Die Minuskeln sind im Vierlinienschema ausgeführt, doch stehen die Buchstaben oft so unregelmäßig in der Zeile, daß der Eindruck einer Zweilinienschrift entsteht. Die dichtgedrängt stehenden Buchstaben und die zahlreichen Kürzungen sind für eine Minuskelinschrift aus der zweiten Hälfte des 14. Jahrhunderts eher ungewöhnlich, doch erklärt sich dieses Erscheinungsbild dadurch, daß auf der Schriftplatte für den umfangreichen Text zu wenig Platz war. Das völlige Fehlen von Versalien ist dagegen in dieser Zeit häufig zu beobachten. Ungewöhnlich ist wiederum die Verwendung von vorwiegend einsilbigen statt zweisilbigen Reimen im Hexameter, doch dürfte dies auf den Inhalt des Textes zurückzuführen sein. In Vers fünf wurde sogar auf einen reinen Reim verzichtet, da der Name des Abtes Berthold von Völkershausen sich nicht in einen solchen Reim zwängen ließ.

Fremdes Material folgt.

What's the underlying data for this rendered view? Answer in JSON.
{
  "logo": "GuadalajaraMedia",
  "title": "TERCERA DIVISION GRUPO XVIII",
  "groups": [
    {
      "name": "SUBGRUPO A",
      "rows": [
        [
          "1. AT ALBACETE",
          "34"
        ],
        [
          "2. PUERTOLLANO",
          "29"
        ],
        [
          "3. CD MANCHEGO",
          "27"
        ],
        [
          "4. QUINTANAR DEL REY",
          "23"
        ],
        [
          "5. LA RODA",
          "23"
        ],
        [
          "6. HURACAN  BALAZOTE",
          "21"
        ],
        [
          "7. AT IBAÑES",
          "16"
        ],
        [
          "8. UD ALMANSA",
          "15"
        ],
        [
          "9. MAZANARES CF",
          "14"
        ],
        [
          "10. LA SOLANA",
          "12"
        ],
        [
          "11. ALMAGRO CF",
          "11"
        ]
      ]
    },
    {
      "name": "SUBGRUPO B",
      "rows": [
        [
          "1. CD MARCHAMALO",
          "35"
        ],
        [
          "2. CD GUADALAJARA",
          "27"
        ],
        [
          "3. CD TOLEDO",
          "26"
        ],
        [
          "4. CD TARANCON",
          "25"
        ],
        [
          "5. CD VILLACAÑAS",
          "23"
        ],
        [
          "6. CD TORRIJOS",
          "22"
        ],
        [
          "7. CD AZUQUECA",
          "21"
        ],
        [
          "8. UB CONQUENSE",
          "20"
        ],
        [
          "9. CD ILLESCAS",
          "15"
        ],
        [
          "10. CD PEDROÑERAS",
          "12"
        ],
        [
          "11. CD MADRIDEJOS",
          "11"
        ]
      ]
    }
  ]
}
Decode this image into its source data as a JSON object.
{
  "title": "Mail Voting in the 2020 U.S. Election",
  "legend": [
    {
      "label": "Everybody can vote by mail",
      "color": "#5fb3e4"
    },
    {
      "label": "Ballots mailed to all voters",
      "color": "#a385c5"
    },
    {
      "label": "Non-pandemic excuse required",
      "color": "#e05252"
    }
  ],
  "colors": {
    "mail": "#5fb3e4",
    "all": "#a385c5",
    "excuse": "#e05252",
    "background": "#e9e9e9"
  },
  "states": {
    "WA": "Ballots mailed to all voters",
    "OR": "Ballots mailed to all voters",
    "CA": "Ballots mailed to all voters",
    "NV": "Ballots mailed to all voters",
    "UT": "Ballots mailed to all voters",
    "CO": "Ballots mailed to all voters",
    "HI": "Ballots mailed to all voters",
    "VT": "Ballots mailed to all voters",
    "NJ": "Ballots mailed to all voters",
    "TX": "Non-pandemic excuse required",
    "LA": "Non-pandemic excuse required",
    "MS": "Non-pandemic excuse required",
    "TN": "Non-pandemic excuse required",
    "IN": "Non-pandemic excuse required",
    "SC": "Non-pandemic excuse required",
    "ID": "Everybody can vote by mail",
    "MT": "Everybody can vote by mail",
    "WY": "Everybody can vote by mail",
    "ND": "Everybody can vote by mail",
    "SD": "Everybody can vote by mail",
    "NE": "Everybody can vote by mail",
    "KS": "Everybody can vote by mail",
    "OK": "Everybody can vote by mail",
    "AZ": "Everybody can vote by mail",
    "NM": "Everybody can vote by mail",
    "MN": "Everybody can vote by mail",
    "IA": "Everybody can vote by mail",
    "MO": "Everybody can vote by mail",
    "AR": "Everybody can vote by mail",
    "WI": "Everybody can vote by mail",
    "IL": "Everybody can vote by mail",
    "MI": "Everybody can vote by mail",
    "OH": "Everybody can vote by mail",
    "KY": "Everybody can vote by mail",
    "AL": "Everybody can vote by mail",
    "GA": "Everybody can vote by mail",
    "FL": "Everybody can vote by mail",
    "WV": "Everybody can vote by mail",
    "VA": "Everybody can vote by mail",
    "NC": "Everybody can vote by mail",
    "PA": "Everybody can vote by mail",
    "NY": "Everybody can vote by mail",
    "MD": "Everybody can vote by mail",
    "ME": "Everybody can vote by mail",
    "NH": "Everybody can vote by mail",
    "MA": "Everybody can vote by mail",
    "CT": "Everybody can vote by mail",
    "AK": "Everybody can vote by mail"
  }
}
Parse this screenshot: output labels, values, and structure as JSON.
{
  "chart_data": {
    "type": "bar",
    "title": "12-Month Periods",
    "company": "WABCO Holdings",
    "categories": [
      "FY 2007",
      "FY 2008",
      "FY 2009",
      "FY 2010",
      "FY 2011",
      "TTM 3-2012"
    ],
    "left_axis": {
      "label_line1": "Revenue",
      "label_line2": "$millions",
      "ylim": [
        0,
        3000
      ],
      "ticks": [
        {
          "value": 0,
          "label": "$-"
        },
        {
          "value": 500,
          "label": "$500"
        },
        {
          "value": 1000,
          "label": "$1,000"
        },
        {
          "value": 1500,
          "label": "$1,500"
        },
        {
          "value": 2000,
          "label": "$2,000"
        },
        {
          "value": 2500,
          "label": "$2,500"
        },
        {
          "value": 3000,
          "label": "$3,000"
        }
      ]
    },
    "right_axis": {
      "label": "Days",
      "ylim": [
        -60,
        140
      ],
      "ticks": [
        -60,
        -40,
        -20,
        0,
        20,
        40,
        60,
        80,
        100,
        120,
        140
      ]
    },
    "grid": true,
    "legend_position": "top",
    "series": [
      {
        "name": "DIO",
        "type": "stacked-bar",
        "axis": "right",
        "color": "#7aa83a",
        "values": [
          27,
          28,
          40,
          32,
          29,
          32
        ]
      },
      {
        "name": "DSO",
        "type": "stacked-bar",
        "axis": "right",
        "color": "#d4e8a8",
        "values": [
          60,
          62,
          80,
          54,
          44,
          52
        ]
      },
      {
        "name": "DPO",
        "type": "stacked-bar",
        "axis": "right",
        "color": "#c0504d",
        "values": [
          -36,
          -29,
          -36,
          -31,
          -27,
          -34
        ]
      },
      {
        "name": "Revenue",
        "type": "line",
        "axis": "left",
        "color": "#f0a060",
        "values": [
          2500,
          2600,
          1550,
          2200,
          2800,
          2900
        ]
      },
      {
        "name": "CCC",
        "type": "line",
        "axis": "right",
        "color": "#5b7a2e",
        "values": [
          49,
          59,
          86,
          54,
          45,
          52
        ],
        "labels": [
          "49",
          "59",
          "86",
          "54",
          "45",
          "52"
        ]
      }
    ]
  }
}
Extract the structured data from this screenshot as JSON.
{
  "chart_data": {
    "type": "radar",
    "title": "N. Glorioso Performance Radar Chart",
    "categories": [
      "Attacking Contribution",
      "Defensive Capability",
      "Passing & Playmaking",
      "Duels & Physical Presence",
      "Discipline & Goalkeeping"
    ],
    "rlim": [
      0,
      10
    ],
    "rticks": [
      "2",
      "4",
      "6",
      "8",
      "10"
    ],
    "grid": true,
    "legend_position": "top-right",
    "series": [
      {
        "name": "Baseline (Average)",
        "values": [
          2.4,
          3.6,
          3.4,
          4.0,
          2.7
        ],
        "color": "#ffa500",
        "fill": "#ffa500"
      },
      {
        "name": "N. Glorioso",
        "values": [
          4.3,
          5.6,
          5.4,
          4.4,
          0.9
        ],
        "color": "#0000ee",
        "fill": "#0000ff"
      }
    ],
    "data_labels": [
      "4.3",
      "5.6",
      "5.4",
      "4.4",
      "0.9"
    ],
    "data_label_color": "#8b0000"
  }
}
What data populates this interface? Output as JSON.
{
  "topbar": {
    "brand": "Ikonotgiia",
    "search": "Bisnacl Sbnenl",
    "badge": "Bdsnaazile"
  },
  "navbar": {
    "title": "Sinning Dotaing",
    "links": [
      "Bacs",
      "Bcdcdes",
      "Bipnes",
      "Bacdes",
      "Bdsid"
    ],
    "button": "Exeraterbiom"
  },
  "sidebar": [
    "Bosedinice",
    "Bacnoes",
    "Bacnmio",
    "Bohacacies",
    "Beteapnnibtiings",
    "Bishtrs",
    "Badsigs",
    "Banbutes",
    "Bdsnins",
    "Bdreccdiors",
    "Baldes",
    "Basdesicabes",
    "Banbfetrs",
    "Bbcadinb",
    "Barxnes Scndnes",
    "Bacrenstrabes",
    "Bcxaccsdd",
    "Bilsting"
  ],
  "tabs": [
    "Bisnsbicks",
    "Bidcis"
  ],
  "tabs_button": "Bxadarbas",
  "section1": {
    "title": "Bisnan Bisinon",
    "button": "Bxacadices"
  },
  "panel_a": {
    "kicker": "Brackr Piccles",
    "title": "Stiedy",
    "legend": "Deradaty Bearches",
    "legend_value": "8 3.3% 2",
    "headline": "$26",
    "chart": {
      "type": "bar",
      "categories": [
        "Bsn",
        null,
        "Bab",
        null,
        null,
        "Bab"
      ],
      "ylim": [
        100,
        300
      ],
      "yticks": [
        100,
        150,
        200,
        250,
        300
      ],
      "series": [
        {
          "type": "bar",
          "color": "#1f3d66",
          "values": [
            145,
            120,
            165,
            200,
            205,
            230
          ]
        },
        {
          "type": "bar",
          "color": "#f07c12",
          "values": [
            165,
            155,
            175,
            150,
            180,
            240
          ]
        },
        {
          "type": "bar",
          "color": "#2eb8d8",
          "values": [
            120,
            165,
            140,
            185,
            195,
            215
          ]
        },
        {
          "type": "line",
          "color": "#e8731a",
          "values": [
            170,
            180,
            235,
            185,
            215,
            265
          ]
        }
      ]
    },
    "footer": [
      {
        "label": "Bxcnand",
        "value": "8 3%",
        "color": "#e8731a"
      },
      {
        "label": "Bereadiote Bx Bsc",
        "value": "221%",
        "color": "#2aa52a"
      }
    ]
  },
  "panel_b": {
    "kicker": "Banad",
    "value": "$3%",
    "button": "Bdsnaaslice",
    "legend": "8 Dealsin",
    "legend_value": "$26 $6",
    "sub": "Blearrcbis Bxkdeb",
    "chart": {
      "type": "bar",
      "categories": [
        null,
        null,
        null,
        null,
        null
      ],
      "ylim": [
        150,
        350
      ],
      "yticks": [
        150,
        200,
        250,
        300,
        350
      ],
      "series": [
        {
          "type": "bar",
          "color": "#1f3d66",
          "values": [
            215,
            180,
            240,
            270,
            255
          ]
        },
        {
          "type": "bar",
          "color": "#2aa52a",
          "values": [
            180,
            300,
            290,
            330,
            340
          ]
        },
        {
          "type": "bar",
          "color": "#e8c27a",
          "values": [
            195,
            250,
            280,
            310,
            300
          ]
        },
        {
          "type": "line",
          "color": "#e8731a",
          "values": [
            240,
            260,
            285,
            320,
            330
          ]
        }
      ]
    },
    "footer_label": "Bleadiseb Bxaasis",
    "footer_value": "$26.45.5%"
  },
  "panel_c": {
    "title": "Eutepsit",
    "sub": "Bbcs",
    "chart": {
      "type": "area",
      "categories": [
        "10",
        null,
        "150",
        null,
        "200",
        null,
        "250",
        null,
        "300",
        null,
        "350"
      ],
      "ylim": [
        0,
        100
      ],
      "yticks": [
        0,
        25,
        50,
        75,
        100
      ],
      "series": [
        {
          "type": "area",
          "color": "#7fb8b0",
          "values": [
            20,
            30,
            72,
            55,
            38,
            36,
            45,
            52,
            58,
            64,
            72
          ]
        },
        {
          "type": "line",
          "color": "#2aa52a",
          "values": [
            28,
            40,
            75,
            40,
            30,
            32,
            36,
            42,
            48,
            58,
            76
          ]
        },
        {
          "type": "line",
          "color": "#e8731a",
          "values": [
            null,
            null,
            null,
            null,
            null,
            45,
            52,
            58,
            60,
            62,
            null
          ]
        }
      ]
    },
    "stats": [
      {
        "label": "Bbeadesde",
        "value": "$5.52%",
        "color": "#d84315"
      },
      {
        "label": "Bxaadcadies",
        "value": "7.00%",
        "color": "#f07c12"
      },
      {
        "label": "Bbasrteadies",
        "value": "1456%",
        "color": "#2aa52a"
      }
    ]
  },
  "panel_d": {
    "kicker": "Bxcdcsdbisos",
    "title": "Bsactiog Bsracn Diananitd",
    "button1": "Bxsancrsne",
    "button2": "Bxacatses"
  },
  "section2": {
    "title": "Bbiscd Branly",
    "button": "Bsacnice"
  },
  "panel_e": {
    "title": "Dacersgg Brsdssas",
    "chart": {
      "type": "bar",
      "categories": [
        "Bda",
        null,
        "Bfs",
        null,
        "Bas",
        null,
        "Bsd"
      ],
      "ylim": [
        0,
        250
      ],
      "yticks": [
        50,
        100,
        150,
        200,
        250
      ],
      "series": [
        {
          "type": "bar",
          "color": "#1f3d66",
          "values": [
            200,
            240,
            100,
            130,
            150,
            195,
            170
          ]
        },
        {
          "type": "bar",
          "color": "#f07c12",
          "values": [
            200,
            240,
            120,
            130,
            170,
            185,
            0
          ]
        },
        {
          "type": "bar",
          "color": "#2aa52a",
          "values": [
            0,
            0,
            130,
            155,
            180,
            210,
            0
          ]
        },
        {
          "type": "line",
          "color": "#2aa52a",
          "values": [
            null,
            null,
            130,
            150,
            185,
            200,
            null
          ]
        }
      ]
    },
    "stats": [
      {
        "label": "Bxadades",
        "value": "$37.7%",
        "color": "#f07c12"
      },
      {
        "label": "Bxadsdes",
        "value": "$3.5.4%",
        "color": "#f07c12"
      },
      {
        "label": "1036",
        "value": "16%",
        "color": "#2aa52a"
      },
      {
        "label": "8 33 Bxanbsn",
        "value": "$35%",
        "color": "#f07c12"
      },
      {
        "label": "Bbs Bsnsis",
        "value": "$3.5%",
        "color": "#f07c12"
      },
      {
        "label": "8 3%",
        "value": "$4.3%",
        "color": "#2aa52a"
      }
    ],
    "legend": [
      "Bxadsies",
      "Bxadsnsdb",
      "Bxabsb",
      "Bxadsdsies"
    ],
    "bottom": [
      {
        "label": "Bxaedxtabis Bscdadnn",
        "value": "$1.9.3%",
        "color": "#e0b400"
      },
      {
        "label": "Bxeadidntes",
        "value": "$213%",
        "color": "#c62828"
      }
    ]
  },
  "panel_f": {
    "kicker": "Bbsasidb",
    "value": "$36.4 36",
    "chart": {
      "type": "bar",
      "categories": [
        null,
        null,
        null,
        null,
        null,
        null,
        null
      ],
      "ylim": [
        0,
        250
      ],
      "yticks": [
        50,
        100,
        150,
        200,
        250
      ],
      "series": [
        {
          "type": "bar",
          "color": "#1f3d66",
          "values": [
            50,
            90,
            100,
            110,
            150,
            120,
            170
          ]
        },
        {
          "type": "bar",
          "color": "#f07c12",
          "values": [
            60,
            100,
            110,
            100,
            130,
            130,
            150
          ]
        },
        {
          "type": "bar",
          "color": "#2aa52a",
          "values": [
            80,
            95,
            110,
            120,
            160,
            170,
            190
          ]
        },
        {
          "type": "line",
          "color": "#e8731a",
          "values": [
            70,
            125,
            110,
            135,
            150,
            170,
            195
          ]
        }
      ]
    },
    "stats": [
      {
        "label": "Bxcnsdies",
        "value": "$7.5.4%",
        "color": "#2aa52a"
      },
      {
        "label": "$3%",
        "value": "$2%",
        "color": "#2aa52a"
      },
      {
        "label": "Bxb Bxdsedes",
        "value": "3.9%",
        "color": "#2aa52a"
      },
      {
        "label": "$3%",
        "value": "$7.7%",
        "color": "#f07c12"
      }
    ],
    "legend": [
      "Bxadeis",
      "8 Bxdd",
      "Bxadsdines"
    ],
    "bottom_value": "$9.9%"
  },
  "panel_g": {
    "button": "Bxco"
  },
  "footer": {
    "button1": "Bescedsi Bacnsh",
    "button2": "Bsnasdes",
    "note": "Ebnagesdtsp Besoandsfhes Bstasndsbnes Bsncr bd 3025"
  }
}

Unter Abt Heinrich VI. (1320–1323) war es zu Spannungen zwischen dem Stift Hersfeld und der Stadt gekommen, die ihre Ursache in einem Wandel der Machtverhältnisse hatten. Den reichen Kaufleuten war es gelungen, gegen den Widerstand der Schöffenfamilien, die bisher alleine das Stadtregiment innehatten, ihren Anteil an dem neugebildeten Stadtrat durchzusetzen. Da Dekan und Konvent fürchteten, der Stadtrat werde unter dem Einfluß der Kaufleute unabhängiger vom Stift werden, als es das alte Schöffenkollegium war, versuchten sie ohne Erfolg, die Handwerker, vor allem die Tuchweber, als Gegengewicht zu den Kaufleuten aufzubauen. Diese Politik wurde unter Abt Ludwig II. von Mansbach (1324–1343) fortgesetzt, blieb aber weiterhin erfolglos. Im Jahr 1327 kam es sogar zu tätlichen Auseinandersetzungen zwischen der Stadt und dem Stift.3) Diese Situation könnte zu dem Entschluß Abt Ludwigs beigetragen habe, eine neue, gut befestigte Burg in der unmittelbaren Nähe der Stadt errichten zu lassen. Für Abt Berthold II. von Völkershausen4) (1367–1387), der sich dem gegen die Landgrafen von Hessen gerichteten und von Rittern getragenen „Sternerbund“ angeschlossen hatte, war es naheliegend, die Burg weiter zu befestigen, da die Stadt Hersfeld auf der Seite des Landgrafen stand.5)

Textkritischer Apparat

  1. d und e weisen Beschädigungsspuren auf.
  2. Kreisrundes o klein hochgestellt.

Anmerkungen

  1. Von Rot und Silber achtmal geständert, vgl. Siebmacher, Hessen 19 mit Taf. 20.
  2. In Silber drei schwarze ins Schächerkreuz gesetzte Hift- bzw. Jagdhörner, vgl. Grabmal von 1608 in Völkershausen (Wartburgkreis) und Siebmacher, Thüringen 46 mit Taf. 36, nach Hörle 141 rote Hörner.
  3. Butte, Stift und Stadt 18–22.
  4. Güter der Familie lagen um Eisenach, die Stammburg im Amt Vacha, vgl. Siebmacher, Thüringen 46 mit Taf. 56, und somit nahe genug an Hersfeld, um die Familie in den regionalen Adelszwist hineinzuziehen.
  5. Butte, Stift und Stadt 56–60.

Nachweise

  1. Hörle, Hersfelder Inschriften (vor 1513) 138.
  2. Neuhaus, Eichhof 93 (Übersetzung und altes Bild).
  3. Classen, Eichhof 7.
  4. Ziegler, Burgen und Schlösser 42.
  5. May, Hersfelder Inschriften 29 (erw.).
  6. Wiegand, Kulturdenkmäler 310 und 315 mit Abb.

Zitierhinweis:
DI 91, Hersfeld-Rotenburg, Nr. 39 (Sebastian Scholz und Rüdiger Fuchs), in: www.inschriften.net, urn:nbn:de:0238-di091mz14k0003904.